Marinaded tempeh, grilled and baked, served on a bed of brown rice inside a ring of mostly raw salad. Adapted from a marinade recipe on The PPK.
- 2 tbsp soy sauce/tamari
- 1 tsp lazy garlic/2 cloves fresh garlic, crushed
- ½ cup vegetable stock
- 1 tbsp balsamic vinegar
- 1½ tbsp lemon juice/3 tbsp fresh lemon juice
- 3 bay leaves
- 1 tsp dried oregano/thyme (fresh would be better)
- 2 tbsp olive oil
- 1 block tempeh
- brown rice, enough for two people
- SALAD (all diced/finely chopped):
- red cabbage
- bistro salad/mixed bag of leaves
- sun-dried tomato
- Cut the tempeh in half twice as if to make two clam shells. Cut each piece into two triangles to make eight thin triangles in total. Steam the pieces for 10 minutes.
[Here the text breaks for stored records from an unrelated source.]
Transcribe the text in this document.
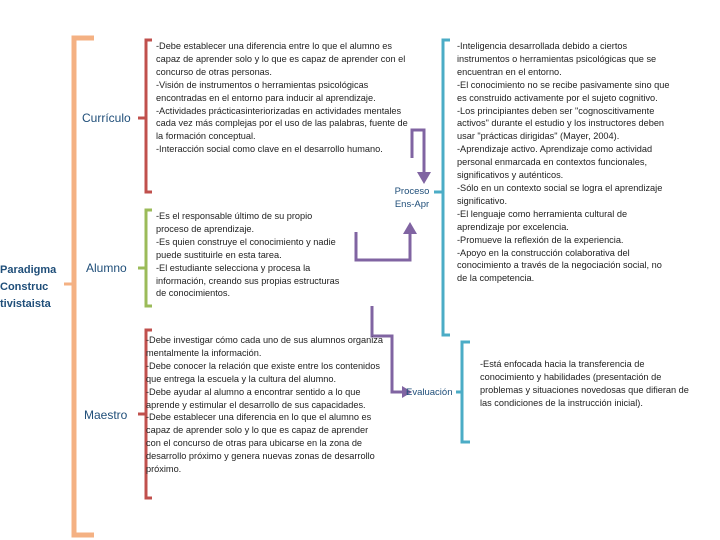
Paradigma
Construc
tivistaista
Currículo
Alumno
Maestro
Proceso
Ens-Apr
Evaluación
-Debe establecer una diferencia entre lo que el alumno es
capaz de aprender solo y lo que es capaz de aprender con el
concurso de otras personas.
-Visión de instrumentos o herramientas psicológicas
encontradas en el entorno para inducir al aprendizaje.
-Actividades prácticasinteriorizadas en actividades mentales
cada vez más complejas por el uso de las palabras, fuente de
la formación conceptual.
-Interacción social como clave en el desarrollo humano.
-Es el responsable último de su propio
proceso de aprendizaje.
-Es quien construye el conocimiento y nadie
puede sustituirle en esta tarea.
-El estudiante selecciona y procesa la
información, creando sus propias estructuras
de conocimientos.
-Debe investigar cómo cada uno de sus alumnos organiza
mentalmente la información.
-Debe conocer la relación que existe entre los contenidos
que entrega la escuela y la cultura del alumno.
-Debe ayudar al alumno a encontrar sentido a lo que
aprende y estimular el desarrollo de sus capacidades.
-Debe establecer una diferencia en lo que el alumno es
capaz de aprender solo y lo que es capaz de aprender
con el concurso de otras para ubicarse en la zona de
desarrollo próximo y genera nuevas zonas de desarrollo
próximo.
-Inteligencia desarrollada debido a ciertos
instrumentos o herramientas psicológicas que se
encuentran en el entorno.
-El conocimiento no se recibe pasivamente sino que
es construido activamente por el sujeto cognitivo.
-Los principiantes deben ser "cognoscitivamente
activos" durante el estudio y los instructores deben
usar "prácticas dirigidas" (Mayer, 2004).
-Aprendizaje activo. Aprendizaje como actividad
personal enmarcada en contextos funcionales,
significativos y auténticos.
-Sólo en un contexto social se logra el aprendizaje
significativo.
-El lenguaje como herramienta cultural de
aprendizaje por excelencia.
-Promueve la reflexión de la experiencia.
-Apoyo en la construcción colaborativa del
conocimiento a través de la negociación social, no
de la competencia.
-Está enfocada hacia la transferencia de
conocimiento y habilidades (presentación de
problemas y situaciones novedosas que difieran de
las condiciones de la instrucción inicial).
- Mix the marinade ingredients together (perhaps using the water from the steaming to make the vegetable stock). Place the tempeh slices in the marinade in a container that submerges them and leave for 1-4 hours, flipping occasionally.
- Slowly grill the tempeh on both sides while cooking the rice and chopping the vegetables. Use some left over marinade as a salad dressing.
- Serve the rice on the middle of the plate, with the tempeh triangles on top and the salad around the outside.